Each passing year reduces your chances of retiring with a large enough retirement corpus to see you through your non-earning years. Though you may be young, and your retirement many years away, you need to start planning for this critical goal. A number of complex dynamics are influencing the need for having a solid retirement plan in place, and forward-thinking savers are taking steps to safeguard their financial futures. Noteworthy point: retirement planning doesn’t entail blindly going out and purchasing an annuity plan. Sit with a Financial Planner and arrive at a target amount and a robust, sustainable savings plan.
Have you covered all your risks adequately?
Protection forms the very basis of a solid Financial Plan. As you move into the second half of the Financial Year, make sure you’ve got all your bases covered from the insurance standpoint – the very concept of insurable risks is that they are unpredictable in nature, and can potentially derail your best laid plans if they materialise. Evaluate your need for health insurance, critical illness coverage and personal accident insurance. Ensure that you safeguard your dependents by having term coverage that’s equal to at least 10 times your net annual income.
Have you stepped up your monthly investments by at least 10 per cent?

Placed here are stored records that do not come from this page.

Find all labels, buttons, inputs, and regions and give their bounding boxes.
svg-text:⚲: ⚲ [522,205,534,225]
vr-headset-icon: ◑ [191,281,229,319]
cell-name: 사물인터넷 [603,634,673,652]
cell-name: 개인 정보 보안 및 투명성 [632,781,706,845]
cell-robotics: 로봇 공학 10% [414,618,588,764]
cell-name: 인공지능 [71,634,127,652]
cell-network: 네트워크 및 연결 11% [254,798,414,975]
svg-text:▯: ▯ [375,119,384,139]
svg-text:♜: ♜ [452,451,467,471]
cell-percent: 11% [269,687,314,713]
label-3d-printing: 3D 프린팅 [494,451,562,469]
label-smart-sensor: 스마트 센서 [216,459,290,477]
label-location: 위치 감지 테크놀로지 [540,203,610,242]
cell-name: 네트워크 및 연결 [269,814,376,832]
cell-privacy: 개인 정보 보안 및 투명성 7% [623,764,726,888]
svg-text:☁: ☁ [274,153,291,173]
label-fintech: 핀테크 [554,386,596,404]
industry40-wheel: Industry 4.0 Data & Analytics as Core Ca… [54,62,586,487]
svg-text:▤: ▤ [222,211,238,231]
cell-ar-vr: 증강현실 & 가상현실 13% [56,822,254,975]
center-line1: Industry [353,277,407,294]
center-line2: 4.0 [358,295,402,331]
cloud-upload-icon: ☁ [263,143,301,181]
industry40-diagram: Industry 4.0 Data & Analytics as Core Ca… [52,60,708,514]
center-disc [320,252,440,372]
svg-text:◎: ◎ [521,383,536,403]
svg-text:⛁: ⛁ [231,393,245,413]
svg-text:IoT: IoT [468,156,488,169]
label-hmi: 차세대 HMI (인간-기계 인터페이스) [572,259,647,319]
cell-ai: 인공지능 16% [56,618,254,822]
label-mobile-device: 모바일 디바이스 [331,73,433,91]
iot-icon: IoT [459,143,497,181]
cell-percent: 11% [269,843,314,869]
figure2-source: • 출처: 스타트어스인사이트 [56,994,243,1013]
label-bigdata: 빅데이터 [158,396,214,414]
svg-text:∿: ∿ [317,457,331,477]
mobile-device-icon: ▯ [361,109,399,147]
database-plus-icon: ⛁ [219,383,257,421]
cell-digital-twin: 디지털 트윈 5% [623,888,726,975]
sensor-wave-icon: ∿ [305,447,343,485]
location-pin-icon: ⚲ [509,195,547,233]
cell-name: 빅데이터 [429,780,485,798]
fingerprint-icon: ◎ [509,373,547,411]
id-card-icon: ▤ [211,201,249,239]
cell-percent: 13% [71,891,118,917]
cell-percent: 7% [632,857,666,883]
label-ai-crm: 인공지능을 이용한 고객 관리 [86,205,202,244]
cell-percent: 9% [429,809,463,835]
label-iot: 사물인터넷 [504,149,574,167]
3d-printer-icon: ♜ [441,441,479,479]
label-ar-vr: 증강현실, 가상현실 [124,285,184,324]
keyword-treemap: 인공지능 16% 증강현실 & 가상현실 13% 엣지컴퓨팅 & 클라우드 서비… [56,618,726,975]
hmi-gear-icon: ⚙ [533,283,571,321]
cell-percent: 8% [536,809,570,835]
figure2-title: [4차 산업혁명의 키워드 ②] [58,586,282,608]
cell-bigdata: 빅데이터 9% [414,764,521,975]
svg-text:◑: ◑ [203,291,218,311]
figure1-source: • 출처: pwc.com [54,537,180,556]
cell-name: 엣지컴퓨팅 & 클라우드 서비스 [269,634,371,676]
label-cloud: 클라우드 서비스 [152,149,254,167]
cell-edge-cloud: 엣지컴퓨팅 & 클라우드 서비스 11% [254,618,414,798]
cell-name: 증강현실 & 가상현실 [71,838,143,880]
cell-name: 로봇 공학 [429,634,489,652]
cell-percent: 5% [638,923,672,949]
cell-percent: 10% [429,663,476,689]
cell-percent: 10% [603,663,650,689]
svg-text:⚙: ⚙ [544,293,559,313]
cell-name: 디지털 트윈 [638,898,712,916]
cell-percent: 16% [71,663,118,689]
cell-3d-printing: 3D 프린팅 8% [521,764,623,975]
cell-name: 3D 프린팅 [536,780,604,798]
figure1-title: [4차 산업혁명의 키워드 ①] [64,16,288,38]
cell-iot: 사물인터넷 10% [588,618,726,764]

If you’ve got some of your monthly savings running on auto-pilot (through Mutual Fund SIP’s, for instance), it’s vital to step them up once a year. If you’ve just started out with your savings, and your base is small, you can actually do a lot more than step it up by 10 per cent, until you reach a respectable figure that’s in the range of Rs 40,000 to Rs 50,000 per month. Post that, even a 10 per cent annual step up can make a huge difference to your wealth creation over the long term. Make sure you step up your monthly savings by a respectable percentage before the first half of the year is through.